Experiment 2: Form Finding from Climate Data
Galapagos worked through various iterations in an attempt to optimize the geometry to meet the conditional criteria. However, it never fully reached the fitness function; as evident from final output percentages. Likely this is the result of needing to run the analysis with a larger population for a greater period of time. But Galapagos was certainly successful in authoring façade geometry that was directly responding to climatic conditions. Much improvement could also be observed from the beginning and end solar radiation readings.

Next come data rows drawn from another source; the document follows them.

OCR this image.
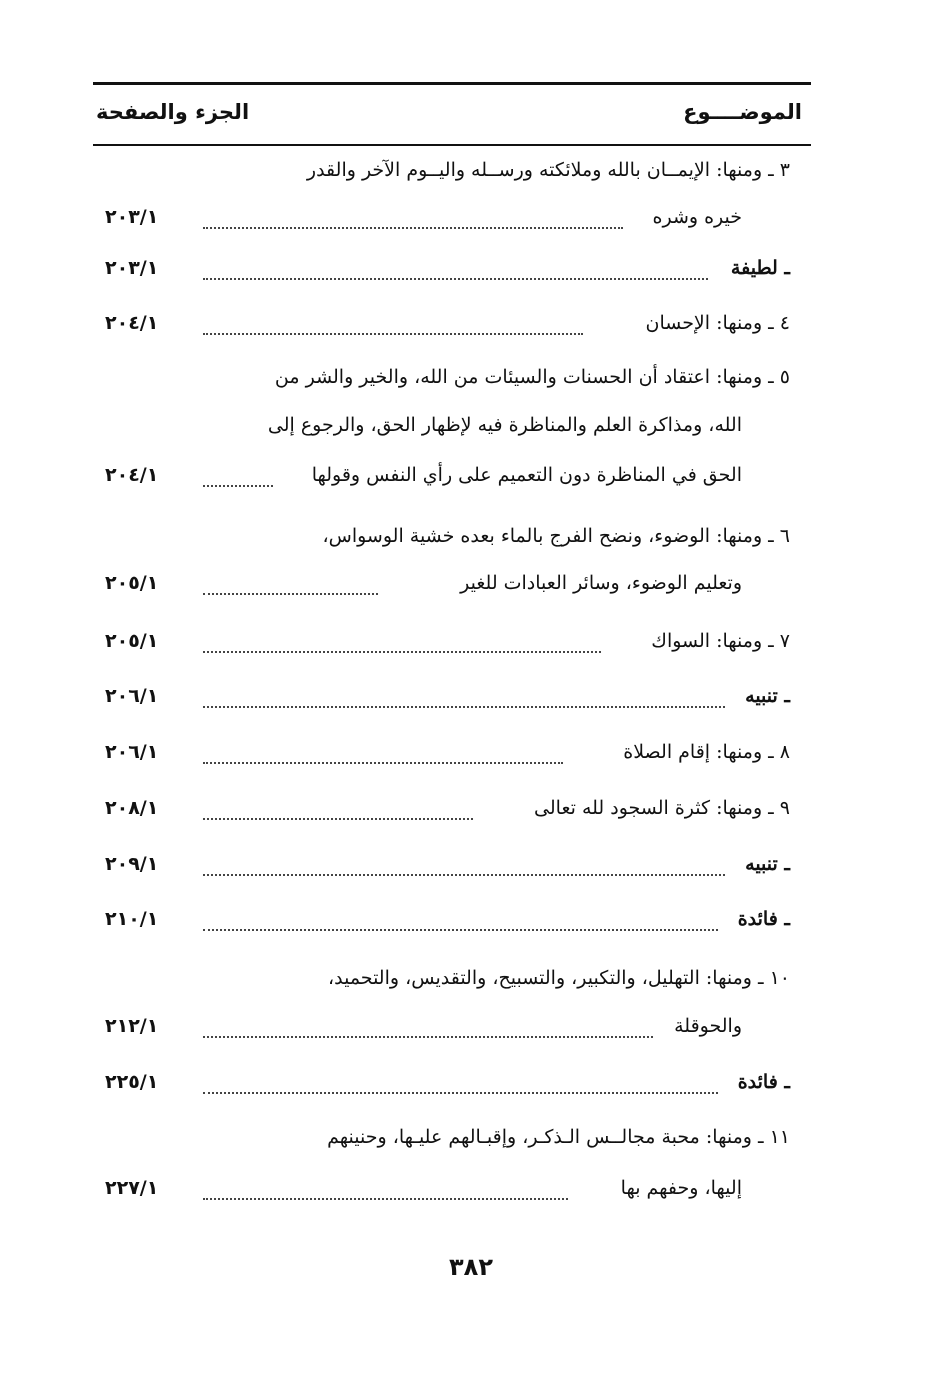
الموضــــوع
الجزء والصفحة
٣ ـ ومنها: الإيمــان بالله وملائكته ورســله واليــوم الآخر والقدر
خيره وشره
٢٠٣/١
ـ لطيفة
٢٠٣/١
٤ ـ ومنها: الإحسان
٢٠٤/١
٥ ـ ومنها: اعتقاد أن الحسنات والسيئات من الله، والخير والشر من
الله، ومذاكرة العلم والمناظرة فيه لإظهار الحق، والرجوع إلى
الحق في المناظرة دون التعميم على رأي النفس وقولها
٢٠٤/١
٦ ـ ومنها: الوضوء، ونضح الفرج بالماء بعده خشية الوسواس،
وتعليم الوضوء، وسائر العبادات للغير
٢٠٥/١
٧ ـ ومنها: السواك
٢٠٥/١
ـ تنبيه
٢٠٦/١
٨ ـ ومنها: إقام الصلاة
٢٠٦/١
٩ ـ ومنها: كثرة السجود لله تعالى
٢٠٨/١
ـ تنبيه
٢٠٩/١
ـ فائدة
٢١٠/١
١٠ ـ ومنها: التهليل، والتكبير، والتسبيح، والتقديس، والتحميد،
والحوقلة
٢١٢/١
ـ فائدة
٢٢٥/١
١١ ـ ومنها: محبة مجالــس الـذكـر، وإقبـالهم عليـها، وحنينهم
إليها، وحفهم بها
٢٢٧/١
٣٨٢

Experiment 3:Multi-Criteria Optimization
Experiment was not completed in completeness due to the time required to complete analysis. However, Galapagos did indicate promise in being able to respond to the multi-objective criteria of authoring geometry, while sorting through data sets.
Architectural Application
Galapagos has clear ability to support the architectural design process from an output standpoint. Performance based geometry, and numerical values, can be found with automatization using Galapagos as a genetic algorithmic solver. It doing so, architecture can be crafted digitally for climate responsiveness by defining parametric relationships and establishing performative goals to optimize for.
References
- Caldas, L., & Norford, L. K. (2003). Genetic Algorithms for Optimization of Building Envelopes and the Design and Control of HVAC Systems. Journal of Solar Energy Engineering, 343-351.
- Helmreich, S. (1998). Culture, Computers, and the Genetic Algorithm. Social Studiies of Science 28, 39-71.
- Mirtschin, J. (n.d.). Engaging Generative BIM Workflows.
- Pak, M., & Sadeghipour Roudsari, M. (2013). LADYBUG: A PARAMETRIC ENVIRONMENTAL PLUGIN FOR GRASSHOPPER TO HELP DESIGNERS CREATE AN ENVIRONMENTALLY-CONSCIOUS DESIGN. 13th Conference of International Building Performance Simulation Assosciation (pp. 3128-3135). IBPSA.
- Turrin, M., von Buelow, P., & Stouffs, R. (2011). Design explorations of performance driven geometry in architectural design. Advanced Engineering Informatics 25, 656–675.
- Wang, W., Rivard, H., & Zmeureanu, R. (2005). An object-oriented framework for simulation-based green building. Advanced Engineering Informatics 19, 5–23.